Juries are selected through a random process and both attorneys have an opportunity to ask questions and exclude jurors that might have a bias that would prevent them from reaching an impartial decision. Juries are generally responsible for making findings of fact, while judges make decisions relating to the law.
When jury selection is completed the trial commences.
The plaintiff and defendant have an opportunity at the beginning of the trial to make an opening statement. At this, and other points in the trial either side can request that the judge render a summary judgment or dismiss the case. Motions of this kind can only be granted if one party cannot, as a matter of law, prevail over the other, or where there are no contested facts for a jury to decide.
The plaintiff presents their opening statement first, laying out their accusations against the defendant. Since the burden of proof is on the alleging party, the plaintiff, the defendant may choose not to make an opening statement since they may choose to simply disprove the plaintiff's story rather than attempt to tell a more convincing story themselves, though defendants more commonly do take the opportunity to dispute the plaintiff's narrative or present their version of events.
After opening arguments the plaintiff presents their evidence. Evidence may include:
- police reports;
- medical records;
- medical experts;
- photographs or diagrams; or
- other evidence supporting their claims.
The defense has the opportunity to contest the admission of evidence and, after the plaintiff has finished questioning a witness, can cross-examine them in order to undermine their testimony. When all of the plaintiff's evidence has been presented the defense has an opportunity to present their own witnesses and evidence. The plaintiff has the same opportunities to object to evidence and cross-examine witnesses during this phase of the trial that the defense had while the plaintiff was making their case.
As with opening statements, the defense does not have an obligation to call witnesses or present evidence since the plaintiff has the burden of proving their case.

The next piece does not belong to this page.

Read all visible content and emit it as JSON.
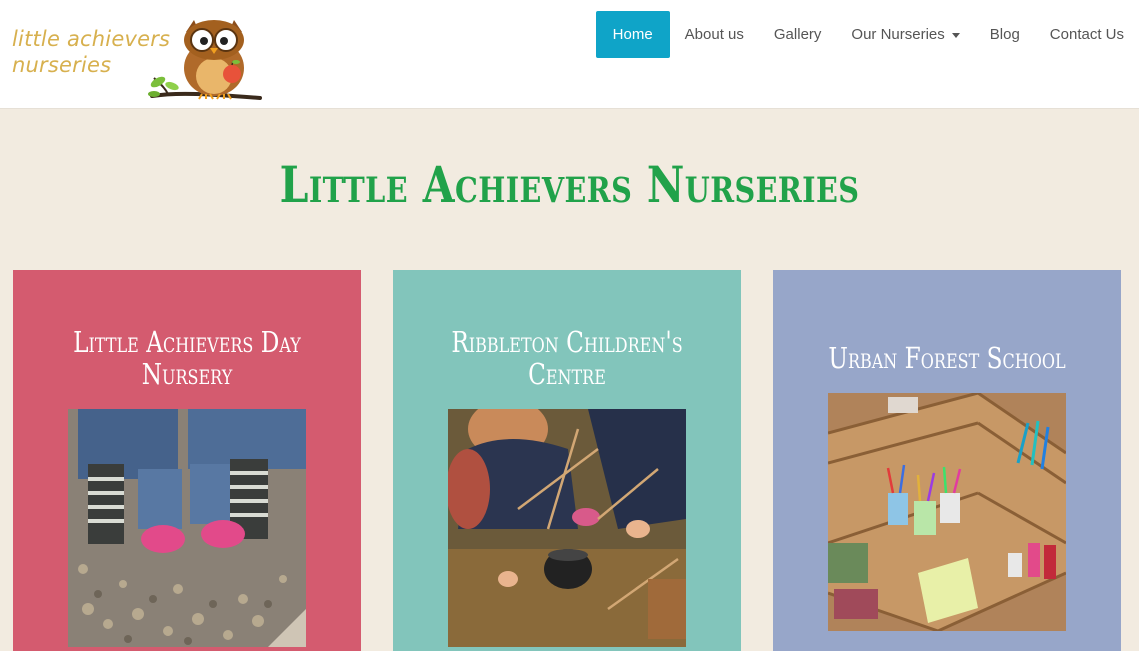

When the defense has finished presenting their evidence the judge the parties present their closing arguments to the jury. The plaintiff typically gives the first closing argument. The judge provides instructions to the jury regarding the questions at issue and the jury leaves the courtroom to deliberate.
When the jury has reached a verdict it delivers it to the judge. The judge rules on any remaining legal questions and renders a decision, which includes the factual and legal findings determined at trial, names the prevailing party, and describes the terms and amounts to be paid by the loser.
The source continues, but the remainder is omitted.